Developer Southwark Square Ltd has sought permission from the London Borough of Southwark to knock down existing buildings at number 55 Southwark Street and to put up a building comprising a 30-storey rocket-shaped tower rising from a seven-storey base.
The scheme, which would be called Gagarin Square, would be used as a public theatre and rehearsal space, art space and museum, restaurant and cafe, bar, offices and residential flats.
The developers say the design of the tower was inspired by the engineering behind Soviet pilot and cosmonaut Yuri Gagarin’s first space flight in 1961. Russian architectural firm Studio 44 drew up the proposals.

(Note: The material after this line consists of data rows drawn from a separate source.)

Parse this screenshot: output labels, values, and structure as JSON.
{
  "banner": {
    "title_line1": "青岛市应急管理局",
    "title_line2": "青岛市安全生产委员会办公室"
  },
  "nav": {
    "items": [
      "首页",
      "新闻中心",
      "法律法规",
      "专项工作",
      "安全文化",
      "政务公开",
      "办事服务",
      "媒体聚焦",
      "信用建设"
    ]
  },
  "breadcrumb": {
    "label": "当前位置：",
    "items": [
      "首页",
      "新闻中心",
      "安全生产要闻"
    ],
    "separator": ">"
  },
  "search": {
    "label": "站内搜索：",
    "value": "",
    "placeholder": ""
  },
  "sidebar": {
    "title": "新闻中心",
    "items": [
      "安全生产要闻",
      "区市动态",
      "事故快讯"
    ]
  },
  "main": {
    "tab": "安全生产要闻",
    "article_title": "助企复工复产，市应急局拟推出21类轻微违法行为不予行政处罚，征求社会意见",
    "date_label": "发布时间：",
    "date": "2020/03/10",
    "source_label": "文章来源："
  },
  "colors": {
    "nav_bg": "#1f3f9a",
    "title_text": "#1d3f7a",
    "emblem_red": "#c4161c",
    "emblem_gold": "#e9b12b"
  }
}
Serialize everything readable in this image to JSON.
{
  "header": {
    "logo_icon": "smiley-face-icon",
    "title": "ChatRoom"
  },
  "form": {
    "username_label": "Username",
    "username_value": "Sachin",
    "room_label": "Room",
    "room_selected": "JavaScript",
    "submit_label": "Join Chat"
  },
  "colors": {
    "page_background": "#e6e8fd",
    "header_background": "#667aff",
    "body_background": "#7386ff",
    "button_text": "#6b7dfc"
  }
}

But the council resolved to refuse the plans at a meeting last night, in line with a recommendation from planners.
A planning report said that while the "form is unmistakably rocket-like, even featuring a cone shaped nose at the top and a supporting tower structure, the rocket reference is completely alien to the character and identity of Southwark, and indeed London as a whole."

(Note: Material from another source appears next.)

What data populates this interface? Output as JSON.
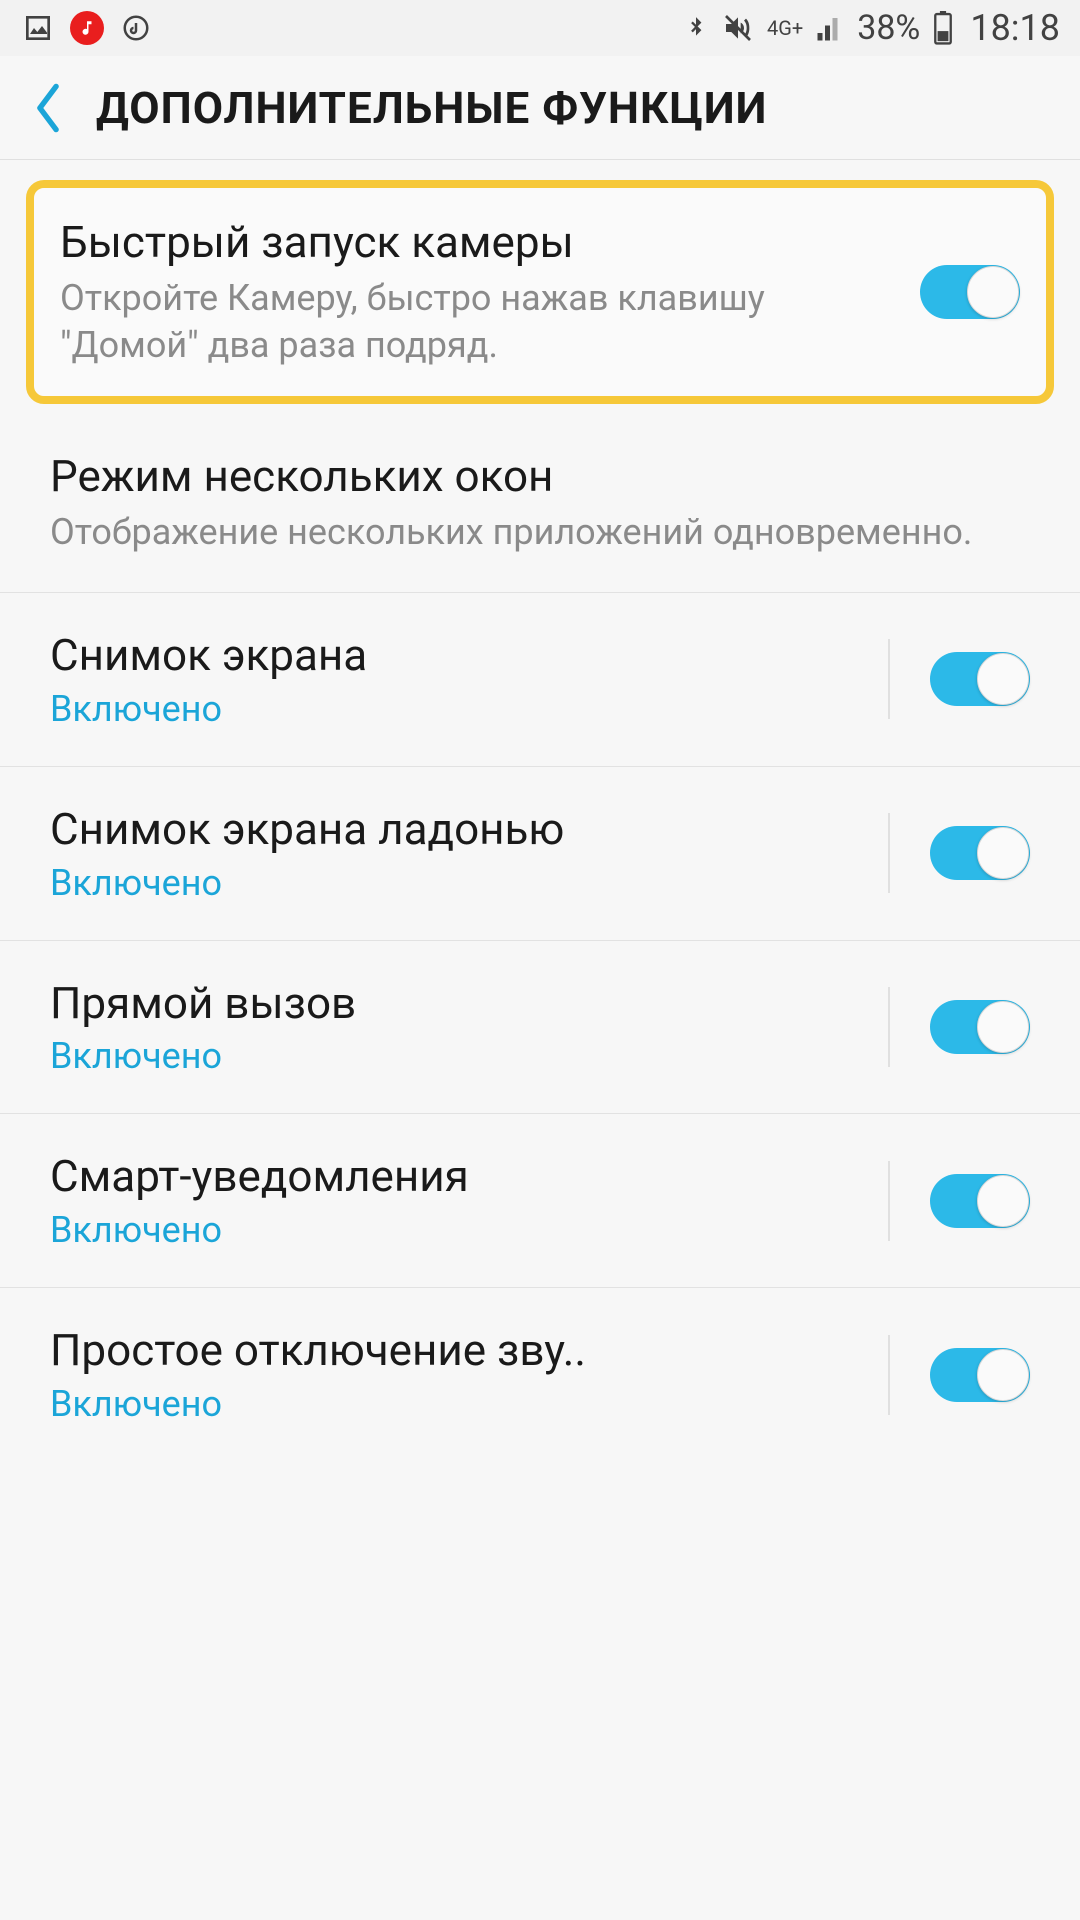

The report added that, "although strong architectural concepts are encouraged, this requires sensitivity and skilled manipulation to result in the high architectural standards expected" but that "this has not been employed here, where the inappropriate design concept has been allowed to dominate the proposals to a harmful degree."

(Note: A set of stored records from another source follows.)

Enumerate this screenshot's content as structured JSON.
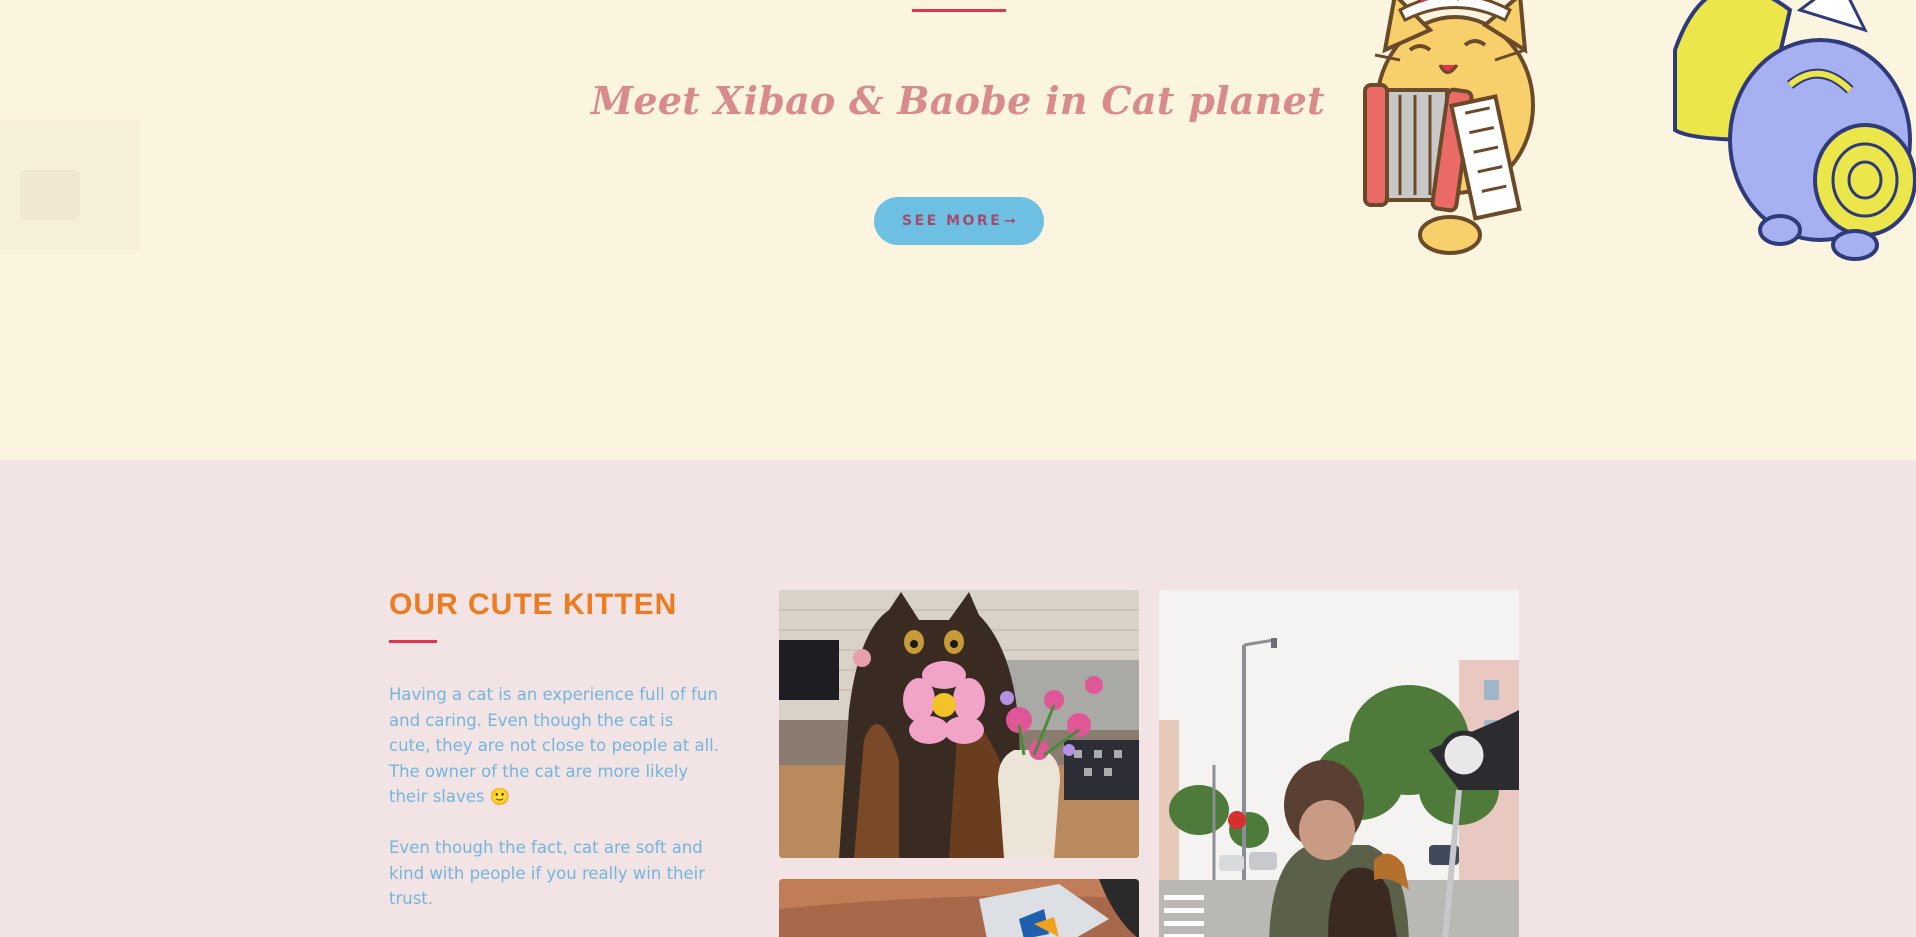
{
  "hero": {
    "title": "Meet Xibao & Baobe in Cat planet",
    "button_label": "SEE MORE",
    "button_arrow": "➞"
  },
  "kitten_section": {
    "heading": "OUR CUTE KITTEN",
    "paragraph1": "Having a cat is an experience full of fun and caring. Even though the cat is cute, they are not close to people at all. The owner of the cat are more likely their slaves 🙂",
    "paragraph2": "Even though the fact, cat are soft and kind with people if you really win their trust."
  },
  "colors": {
    "hero_bg": "#fbf4df",
    "section_bg": "#f2e4e4",
    "accent_red": "#e2364f",
    "heading_orange": "#ee7b20",
    "text_blue": "#73b5dc",
    "button_blue": "#6ec0e2",
    "title_pink": "#d98b8b"
  },
  "icons": {
    "button_arrow": "long-arrow-right-icon"
  }
}
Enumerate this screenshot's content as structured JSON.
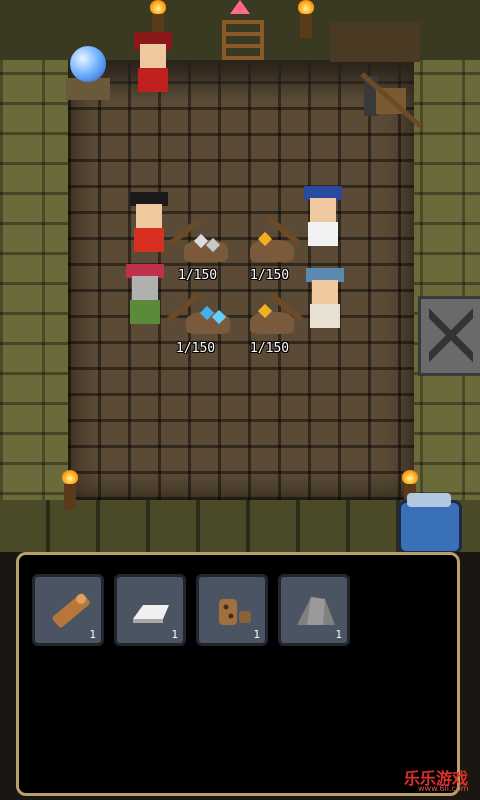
{
  "mine": {
    "counters": [
      {
        "text": "1/150"
      },
      {
        "text": "1/150"
      },
      {
        "text": "1/150"
      },
      {
        "text": "1/150"
      }
    ]
  },
  "inventory": {
    "items": [
      {
        "icon": "wood-log-icon",
        "qty": "1"
      },
      {
        "icon": "silver-ingot-icon",
        "qty": "1"
      },
      {
        "icon": "copper-ore-icon",
        "qty": "1"
      },
      {
        "icon": "stone-icon",
        "qty": "1"
      }
    ]
  },
  "watermark": {
    "text": "乐乐游戏",
    "url": "www.6ll.com"
  },
  "colors": {
    "panel_border": "#b8a06a",
    "slot_bg": "#4a5462",
    "floor": "#5a4a36",
    "wall": "#6b6a3a"
  }
}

The report also said that the scheme should be refused "due to its failure to make any provision for affordable housing".
Mark Williams, cabinet member for regeneration and new homes, said: "The committee agreed with planning officers that this proposal offered nothing to enhance or support the local area, failed to offer any real benefits for local people and that its design was completely out of keeping for the surrounding streets and buildings. We have a duty to maintain high standards of development in our borough and this application failed to meet many of our policies to do that."
Donald Riley, project director for Gagarin Square, said the developer would appeal the refusal. Riley said that the scheme would provide a "landmark" for Southwark and the design would not be changed.
The scheme could yet be called in by London mayor Boris Johnson.